Le Débat Stratégique Nº49 -- Mars 2000
De la dissuasion à la "menace crédible"
Les leçons américaines du Kosovo
Par Saïda Bédar
Le Pentagone a rendu public, en février dernier, son rapport au Congrès sur les opérations du Kosovo1. En termes géostratégiques les "leçons tirées" (lessons learned) évoluent autour de trois concepts essentiels : 1) la nécessité géopolitique de l'intervention (assurer la stabilité de l'Europe du Sud Est en neutralisant la capacité de nuisance de Milosevic), 2) le devoir humanitaire (arrêter le nettoyage ethnique), 3) le maintien de la "crédibilité de l'OTAN " (maintien de "la menace crédible de la force de frappe aérienne de l'OTAN " pendant les négociations , et face à l'échec diplomatique l'exécution de la campagne aérienne). L'enseignement stratégique majeur est le constat de l'efficacité de l'interaction des différents facteurs dans la coercition : ce n'est pas la seule campagne aérienne qui a fait capituler Milosevic, mais également : a) la solidarité de l'Alliance, b) le ralliement diplomatique russe, c) la menace d'une attaque terrestre, d) les efforts militaires des Kosovars Albanais, e) les sanctions économiques et la pression politico-juridique de l'ONU et du Tribunal Pénal International. Aucune "leçon " n'a été tirée en terme de dissuasion.
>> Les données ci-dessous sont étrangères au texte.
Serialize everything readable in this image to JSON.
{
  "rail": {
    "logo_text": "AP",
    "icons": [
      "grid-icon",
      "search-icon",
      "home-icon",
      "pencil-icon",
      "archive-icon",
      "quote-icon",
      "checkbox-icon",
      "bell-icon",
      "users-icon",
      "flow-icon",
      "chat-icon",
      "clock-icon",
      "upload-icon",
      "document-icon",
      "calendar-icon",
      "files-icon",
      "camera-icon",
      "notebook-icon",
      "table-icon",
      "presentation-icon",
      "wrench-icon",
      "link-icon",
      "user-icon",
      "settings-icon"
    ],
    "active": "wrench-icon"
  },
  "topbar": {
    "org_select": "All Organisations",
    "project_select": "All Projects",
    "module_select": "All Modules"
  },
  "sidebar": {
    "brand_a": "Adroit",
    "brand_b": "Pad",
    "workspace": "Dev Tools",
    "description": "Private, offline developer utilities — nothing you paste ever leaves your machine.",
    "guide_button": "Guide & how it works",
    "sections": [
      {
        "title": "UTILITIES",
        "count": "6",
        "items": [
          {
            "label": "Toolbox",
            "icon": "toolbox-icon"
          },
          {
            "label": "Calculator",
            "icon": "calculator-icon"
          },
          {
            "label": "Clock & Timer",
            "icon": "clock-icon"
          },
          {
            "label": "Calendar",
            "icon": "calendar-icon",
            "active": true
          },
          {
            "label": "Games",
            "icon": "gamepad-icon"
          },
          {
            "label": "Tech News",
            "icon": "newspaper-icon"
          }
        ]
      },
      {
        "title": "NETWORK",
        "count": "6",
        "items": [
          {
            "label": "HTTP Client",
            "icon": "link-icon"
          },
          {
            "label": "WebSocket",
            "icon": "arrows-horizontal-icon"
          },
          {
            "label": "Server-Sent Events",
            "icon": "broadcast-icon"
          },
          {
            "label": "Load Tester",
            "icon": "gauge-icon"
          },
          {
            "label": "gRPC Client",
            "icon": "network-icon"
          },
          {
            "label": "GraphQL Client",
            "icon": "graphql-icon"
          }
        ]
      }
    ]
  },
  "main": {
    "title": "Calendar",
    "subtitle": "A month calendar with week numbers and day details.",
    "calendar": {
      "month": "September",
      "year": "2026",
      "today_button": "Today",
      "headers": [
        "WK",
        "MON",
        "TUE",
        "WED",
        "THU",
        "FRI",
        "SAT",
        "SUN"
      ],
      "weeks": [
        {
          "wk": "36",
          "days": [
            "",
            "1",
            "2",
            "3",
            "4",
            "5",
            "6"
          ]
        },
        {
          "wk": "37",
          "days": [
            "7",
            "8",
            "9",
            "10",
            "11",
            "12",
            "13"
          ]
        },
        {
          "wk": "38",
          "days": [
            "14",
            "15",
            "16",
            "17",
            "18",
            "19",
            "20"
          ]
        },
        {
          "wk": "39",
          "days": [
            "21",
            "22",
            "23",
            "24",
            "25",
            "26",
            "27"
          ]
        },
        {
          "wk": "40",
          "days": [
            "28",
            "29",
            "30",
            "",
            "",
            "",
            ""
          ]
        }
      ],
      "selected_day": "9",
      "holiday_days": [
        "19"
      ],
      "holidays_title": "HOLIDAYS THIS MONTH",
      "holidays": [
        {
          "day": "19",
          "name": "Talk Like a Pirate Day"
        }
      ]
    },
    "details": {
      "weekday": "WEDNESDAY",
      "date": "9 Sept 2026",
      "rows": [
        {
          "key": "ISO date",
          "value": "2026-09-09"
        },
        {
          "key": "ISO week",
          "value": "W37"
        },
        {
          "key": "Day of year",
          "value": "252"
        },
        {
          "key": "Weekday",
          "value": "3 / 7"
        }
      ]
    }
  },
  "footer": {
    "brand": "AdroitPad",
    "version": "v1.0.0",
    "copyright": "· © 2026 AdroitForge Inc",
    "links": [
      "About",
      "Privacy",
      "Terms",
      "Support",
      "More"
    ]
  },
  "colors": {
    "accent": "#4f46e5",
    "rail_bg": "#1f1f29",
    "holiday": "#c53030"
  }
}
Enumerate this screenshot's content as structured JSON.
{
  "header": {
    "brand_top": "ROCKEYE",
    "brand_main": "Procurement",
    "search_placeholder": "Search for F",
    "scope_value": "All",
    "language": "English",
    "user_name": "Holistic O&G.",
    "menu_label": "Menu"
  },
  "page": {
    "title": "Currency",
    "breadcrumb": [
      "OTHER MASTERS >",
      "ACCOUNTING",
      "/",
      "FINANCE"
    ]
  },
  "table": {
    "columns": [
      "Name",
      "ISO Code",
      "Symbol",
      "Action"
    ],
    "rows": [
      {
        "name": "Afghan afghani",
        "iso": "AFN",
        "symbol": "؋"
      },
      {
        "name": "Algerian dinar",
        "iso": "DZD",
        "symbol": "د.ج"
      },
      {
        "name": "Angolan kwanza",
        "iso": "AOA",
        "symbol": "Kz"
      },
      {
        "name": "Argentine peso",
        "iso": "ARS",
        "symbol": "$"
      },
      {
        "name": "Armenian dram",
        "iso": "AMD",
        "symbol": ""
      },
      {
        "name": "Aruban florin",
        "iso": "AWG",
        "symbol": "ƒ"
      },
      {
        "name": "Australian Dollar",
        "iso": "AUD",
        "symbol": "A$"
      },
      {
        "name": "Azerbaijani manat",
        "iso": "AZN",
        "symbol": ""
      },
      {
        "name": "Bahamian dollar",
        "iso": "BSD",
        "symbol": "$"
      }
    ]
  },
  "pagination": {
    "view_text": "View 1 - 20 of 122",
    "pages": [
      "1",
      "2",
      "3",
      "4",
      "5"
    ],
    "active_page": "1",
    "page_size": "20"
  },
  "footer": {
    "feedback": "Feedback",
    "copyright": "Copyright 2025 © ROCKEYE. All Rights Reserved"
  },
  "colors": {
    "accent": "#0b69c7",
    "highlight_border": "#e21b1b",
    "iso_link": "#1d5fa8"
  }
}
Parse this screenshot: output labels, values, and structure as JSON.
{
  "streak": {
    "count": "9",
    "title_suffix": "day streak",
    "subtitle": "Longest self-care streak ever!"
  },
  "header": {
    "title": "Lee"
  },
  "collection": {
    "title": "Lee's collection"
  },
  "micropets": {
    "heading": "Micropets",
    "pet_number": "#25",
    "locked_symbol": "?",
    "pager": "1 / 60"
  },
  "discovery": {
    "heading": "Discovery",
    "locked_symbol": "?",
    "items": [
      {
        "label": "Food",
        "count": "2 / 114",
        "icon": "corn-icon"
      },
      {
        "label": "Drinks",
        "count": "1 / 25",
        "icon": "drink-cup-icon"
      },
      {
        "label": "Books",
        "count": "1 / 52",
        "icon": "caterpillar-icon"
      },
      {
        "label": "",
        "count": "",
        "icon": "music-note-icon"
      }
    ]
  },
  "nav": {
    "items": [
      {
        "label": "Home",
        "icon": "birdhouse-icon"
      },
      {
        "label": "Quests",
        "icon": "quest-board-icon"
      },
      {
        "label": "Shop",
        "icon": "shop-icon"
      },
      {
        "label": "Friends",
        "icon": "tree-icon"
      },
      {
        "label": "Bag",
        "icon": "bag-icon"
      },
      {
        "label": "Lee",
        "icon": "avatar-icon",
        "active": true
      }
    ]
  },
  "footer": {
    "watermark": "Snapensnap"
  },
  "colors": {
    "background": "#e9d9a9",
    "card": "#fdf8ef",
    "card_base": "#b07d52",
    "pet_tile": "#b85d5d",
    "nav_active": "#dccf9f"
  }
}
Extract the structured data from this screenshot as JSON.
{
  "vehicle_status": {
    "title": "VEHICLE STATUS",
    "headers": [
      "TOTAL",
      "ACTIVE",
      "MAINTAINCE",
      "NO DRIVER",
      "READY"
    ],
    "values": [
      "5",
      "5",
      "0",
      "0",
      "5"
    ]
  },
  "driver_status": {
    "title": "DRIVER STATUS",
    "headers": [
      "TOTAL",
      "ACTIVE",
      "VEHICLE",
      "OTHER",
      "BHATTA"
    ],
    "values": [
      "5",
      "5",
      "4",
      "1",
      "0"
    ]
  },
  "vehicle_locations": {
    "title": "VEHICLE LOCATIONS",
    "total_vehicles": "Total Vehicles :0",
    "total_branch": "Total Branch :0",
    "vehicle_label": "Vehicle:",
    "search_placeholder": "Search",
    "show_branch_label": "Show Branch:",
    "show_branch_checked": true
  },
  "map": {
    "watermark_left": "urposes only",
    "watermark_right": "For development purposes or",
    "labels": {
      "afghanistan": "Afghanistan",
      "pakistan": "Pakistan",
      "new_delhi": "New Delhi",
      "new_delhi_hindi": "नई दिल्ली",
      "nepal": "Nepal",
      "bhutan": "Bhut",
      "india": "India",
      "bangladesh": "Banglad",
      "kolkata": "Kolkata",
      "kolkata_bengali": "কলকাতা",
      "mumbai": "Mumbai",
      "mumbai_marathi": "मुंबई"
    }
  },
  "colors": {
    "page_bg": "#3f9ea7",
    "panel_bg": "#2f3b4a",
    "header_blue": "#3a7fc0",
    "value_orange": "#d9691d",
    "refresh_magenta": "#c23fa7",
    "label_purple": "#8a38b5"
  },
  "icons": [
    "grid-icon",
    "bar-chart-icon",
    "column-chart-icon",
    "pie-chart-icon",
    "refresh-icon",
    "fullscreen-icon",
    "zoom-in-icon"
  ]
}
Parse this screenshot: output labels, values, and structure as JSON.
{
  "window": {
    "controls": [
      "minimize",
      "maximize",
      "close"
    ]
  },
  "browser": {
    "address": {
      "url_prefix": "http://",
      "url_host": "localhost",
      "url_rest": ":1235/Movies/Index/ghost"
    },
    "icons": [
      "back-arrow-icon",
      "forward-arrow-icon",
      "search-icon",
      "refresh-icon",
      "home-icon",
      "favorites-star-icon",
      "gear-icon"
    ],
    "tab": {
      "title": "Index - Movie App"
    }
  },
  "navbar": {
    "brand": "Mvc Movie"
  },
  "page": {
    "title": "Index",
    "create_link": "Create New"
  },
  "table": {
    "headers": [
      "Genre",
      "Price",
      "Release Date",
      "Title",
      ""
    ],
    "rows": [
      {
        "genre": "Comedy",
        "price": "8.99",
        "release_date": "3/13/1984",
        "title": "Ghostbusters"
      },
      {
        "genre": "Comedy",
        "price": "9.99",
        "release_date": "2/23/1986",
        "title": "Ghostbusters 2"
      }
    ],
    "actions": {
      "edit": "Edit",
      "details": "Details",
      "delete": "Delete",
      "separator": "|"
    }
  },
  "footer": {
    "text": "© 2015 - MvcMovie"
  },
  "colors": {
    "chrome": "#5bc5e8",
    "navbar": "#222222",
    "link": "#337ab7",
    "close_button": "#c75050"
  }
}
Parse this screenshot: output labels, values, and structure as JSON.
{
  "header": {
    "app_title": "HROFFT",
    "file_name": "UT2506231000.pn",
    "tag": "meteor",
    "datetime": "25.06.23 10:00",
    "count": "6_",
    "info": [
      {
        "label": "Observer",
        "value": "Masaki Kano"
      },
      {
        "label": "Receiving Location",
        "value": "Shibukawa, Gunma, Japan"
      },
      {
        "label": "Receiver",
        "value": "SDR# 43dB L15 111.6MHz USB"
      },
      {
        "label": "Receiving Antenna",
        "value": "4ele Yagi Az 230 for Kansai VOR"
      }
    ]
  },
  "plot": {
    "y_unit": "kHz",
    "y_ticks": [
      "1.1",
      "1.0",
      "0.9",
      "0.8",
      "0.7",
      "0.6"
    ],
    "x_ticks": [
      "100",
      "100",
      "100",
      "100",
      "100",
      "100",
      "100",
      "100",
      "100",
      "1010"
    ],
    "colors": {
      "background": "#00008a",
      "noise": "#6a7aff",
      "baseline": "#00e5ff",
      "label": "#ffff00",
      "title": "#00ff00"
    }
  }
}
L'absence de réflexion sur la dissuasion semble avoir pour corollaire le caractère non traditionnel et "asymétrique" du conflit (pas d'affrontement direct des forces, recours à la terreur et à la crise humanitaire majeure). En somme, les conflits de "basse intensité" et/ou "asymétriques", incitent au pragmatisme du crisis management plus qu'à la formalisation doctrinale d'une stratégie dissuasive. Un "nettoyeur ethnique" ne peut-il être dissuadé ?
Le gap théorique
Sans doute la dissuasion, qui, rappelons-le, est la menace que les coûts de l'agression seront plus élevés que les gains, doit-elle être repensée dans un contexte non nucléaire de guerre absolue. Le recours au génocide/crise humanitaire comme moyen de guerre renverse la logique de l'escalade en faisant de l'extrême de la violence le point de départ de l'action stratégique. Par ailleurs, l'interaction stratégique devient floue au regard de la définition ami/ennemi (bourreau/victime ?). C'est pourtant le schéma classique, non revisité, de l'escalade par la guerre limitée qui a été retenu dans l'opération du Kosovo. Appliquer à la lettre le gradualisme schellingien (diplomatie coercitive-->démonstration de force-->attaques aériennes des sites sensibles) face à Milosevic semble pour le moins un calcul stratégique douteux. On a utilisé contre la Serbie des schémas pensés pour l'affrontement conventionnel potentiellement nucléaire avec l'Union Soviétique !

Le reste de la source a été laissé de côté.